ARD-alpha, 21.00 Uhr

EXPOniert – Bilder einer Weltausstellung – „Die Fernsehtruhe extra“ mit Gerd Ruge

In Form einer inoffiziellen Preisverleihung betrachten Gerd Ruge und die Germanistin Vicki Alward etliche Pavillons aus den bunten Gewirr der EXPO 1967 im kanadischen Montreal. Sie prämieren u. a. den spaßigsten Pavillon, die vollgepfropfteste Ausstellungshalle, das bedrückendste Stück Architektur, die unverschämteste Propaganda und die sympathischste Selbstdarstellung. Der unterhaltsame Bericht ist die erste in Farbe ausgestrahlte WDR-Sendung.

ARD-alpha, 21.45 Uhr

Farbfernsehen technisch – „Die Fernsehtruhe extra“ Interviews und Erklärungen von WDR-Mitarbeitern zur technischen Umstellung auf das Farbfernsehen im Jahr 1967. Erklärt wird unter anderem die Funktionsweise des Farbfilms, des Sendens farbiger Fernsehfilme und des Farbfernsehens auf elektronischem Wege. Dazu Erläuterungen von Dr. Franz-Josef In der Smitten, Leiter der WDR-Videotechnik.

ARD-alpha, 22.05 Uhr

25. Große Deutsche Funkausstellung 1967 Berlin „Die Fernsehtruhe extra: Schlagzeilen“ Bei der Eröffnung der 25. Großen Deutschen Funk-Ausstellung 1967 in Berlin gab der damalige Bundesaußenminister und Vizekanzler Willy Brandt per Knopfdruck(-Attrappe) den Startschuss für das bundesdeutsche Farbfernsehen. Der Beitrag erklärt außerdem die Unterschiede des auf dem PAL-System basierenden Farbfernsehens zum bis dahin verbreiteten Schwarzweiß-Fernsehen.

ARD-alpha, 22.15 Uhr

Heinrich Harrer berichtet: Bei den Xingu-Indianern im Mato Grosso

„Die Fernsehtruhe extra“ In der brasilianischen Provinz Mato Grosso, im Quellgebiet des etwa 2000 km langen Xingu, leben einige Indianerstämme, die erst Ende des 19. Jahrhunderts entdeckt wurden.
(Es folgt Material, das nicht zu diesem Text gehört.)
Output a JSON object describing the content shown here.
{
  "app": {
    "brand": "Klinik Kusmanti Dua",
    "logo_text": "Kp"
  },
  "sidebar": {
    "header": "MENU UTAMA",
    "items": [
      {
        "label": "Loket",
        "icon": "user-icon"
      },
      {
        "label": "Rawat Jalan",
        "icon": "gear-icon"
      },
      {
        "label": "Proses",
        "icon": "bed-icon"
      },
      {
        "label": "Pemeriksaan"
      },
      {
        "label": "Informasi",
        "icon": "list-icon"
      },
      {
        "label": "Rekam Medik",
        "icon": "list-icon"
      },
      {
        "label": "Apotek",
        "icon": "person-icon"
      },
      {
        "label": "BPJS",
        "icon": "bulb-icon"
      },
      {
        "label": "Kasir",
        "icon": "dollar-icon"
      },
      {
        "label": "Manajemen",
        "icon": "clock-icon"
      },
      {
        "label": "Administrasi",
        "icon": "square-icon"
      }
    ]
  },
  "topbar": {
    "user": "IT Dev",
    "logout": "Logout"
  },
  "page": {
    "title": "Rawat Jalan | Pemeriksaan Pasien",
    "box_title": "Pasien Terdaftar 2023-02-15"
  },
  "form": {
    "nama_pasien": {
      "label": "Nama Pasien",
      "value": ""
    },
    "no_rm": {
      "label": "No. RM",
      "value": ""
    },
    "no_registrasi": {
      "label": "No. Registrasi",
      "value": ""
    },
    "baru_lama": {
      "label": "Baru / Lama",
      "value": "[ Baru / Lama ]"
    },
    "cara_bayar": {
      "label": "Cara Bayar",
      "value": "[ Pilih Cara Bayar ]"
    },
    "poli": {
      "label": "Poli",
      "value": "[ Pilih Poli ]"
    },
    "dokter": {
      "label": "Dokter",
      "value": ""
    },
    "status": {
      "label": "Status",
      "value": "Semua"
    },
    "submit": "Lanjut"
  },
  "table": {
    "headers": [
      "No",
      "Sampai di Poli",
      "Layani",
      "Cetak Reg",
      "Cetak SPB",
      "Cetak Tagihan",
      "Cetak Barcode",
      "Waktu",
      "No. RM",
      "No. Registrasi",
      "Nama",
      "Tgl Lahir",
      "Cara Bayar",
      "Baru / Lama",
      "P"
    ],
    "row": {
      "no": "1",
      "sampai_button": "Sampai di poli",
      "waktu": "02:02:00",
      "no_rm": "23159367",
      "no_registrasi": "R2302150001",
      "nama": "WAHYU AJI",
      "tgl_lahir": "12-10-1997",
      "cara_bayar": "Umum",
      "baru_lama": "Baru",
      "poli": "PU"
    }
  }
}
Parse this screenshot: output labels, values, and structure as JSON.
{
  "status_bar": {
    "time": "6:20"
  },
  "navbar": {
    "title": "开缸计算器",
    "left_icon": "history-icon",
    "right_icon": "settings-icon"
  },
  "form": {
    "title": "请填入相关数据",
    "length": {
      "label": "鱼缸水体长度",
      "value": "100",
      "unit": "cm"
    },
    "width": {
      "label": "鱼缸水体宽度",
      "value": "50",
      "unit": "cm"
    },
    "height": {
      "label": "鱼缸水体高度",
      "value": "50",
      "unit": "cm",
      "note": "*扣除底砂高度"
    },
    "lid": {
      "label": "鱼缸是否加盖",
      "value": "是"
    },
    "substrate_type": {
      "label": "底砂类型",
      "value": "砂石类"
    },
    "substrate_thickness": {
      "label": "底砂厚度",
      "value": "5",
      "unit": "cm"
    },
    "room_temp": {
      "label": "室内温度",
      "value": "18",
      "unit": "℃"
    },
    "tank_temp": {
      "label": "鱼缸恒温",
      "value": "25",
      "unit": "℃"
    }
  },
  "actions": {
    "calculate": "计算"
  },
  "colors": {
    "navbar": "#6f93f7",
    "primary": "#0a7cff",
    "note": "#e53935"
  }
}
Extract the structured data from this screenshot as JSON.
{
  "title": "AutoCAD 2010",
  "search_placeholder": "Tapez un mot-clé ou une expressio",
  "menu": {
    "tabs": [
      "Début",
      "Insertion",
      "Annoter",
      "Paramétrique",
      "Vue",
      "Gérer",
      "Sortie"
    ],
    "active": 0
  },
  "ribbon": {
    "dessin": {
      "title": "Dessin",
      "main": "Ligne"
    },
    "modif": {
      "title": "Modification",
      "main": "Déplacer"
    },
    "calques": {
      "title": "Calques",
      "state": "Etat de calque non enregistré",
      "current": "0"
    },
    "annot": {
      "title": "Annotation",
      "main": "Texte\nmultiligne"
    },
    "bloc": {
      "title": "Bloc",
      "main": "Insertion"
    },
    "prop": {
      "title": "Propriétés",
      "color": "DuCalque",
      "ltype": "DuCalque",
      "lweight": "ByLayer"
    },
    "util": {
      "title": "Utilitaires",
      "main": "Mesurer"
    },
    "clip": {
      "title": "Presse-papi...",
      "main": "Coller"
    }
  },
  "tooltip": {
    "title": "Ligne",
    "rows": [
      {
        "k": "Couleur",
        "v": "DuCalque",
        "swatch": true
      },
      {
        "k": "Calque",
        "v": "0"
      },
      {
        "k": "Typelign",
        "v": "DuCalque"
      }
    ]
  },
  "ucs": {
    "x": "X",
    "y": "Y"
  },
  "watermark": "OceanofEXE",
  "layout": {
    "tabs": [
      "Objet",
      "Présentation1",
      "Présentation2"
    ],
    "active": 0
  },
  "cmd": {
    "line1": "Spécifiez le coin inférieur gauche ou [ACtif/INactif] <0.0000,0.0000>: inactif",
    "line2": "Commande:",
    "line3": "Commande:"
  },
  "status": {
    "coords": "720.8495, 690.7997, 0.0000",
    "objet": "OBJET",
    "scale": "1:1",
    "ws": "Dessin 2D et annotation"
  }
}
Die Errichtung eines Indianerschutzgebietes bewahrte sie vor der Ausrottung durch Krankheiten und Sklavenjäger. Um ihr tägliches Leben, ihre Kultur und Religion zu studieren, besuchte Heinrich Harrer die Stämme der Kalapalos, Jawalapitis und Kamajuras. TV-Dokumentation von 1967 – eine der ersten in Farbe.

ARD-alpha, 0.00 Uhr

25. Deutsche Funkausstellung Berlin 1967 – Eröffnungsfeier

„Die Fernsehtruhe extra“

Startschuss für das deutsche Farbfernsehen: Während der Eröffnungsfeier zur Funkausstellung am 25. August 1967 läutete Vizekanzler Willy Brandt per Knopfdruck die Ära des Farbfernsehens ein. Was wir heute wissen: Der rote Knopf war nur eine Attrappe – denn das Fernsehbild wurde aufgrund eines technischen Fehlers bereits farbig, kurz bevor Brandt abdrückte.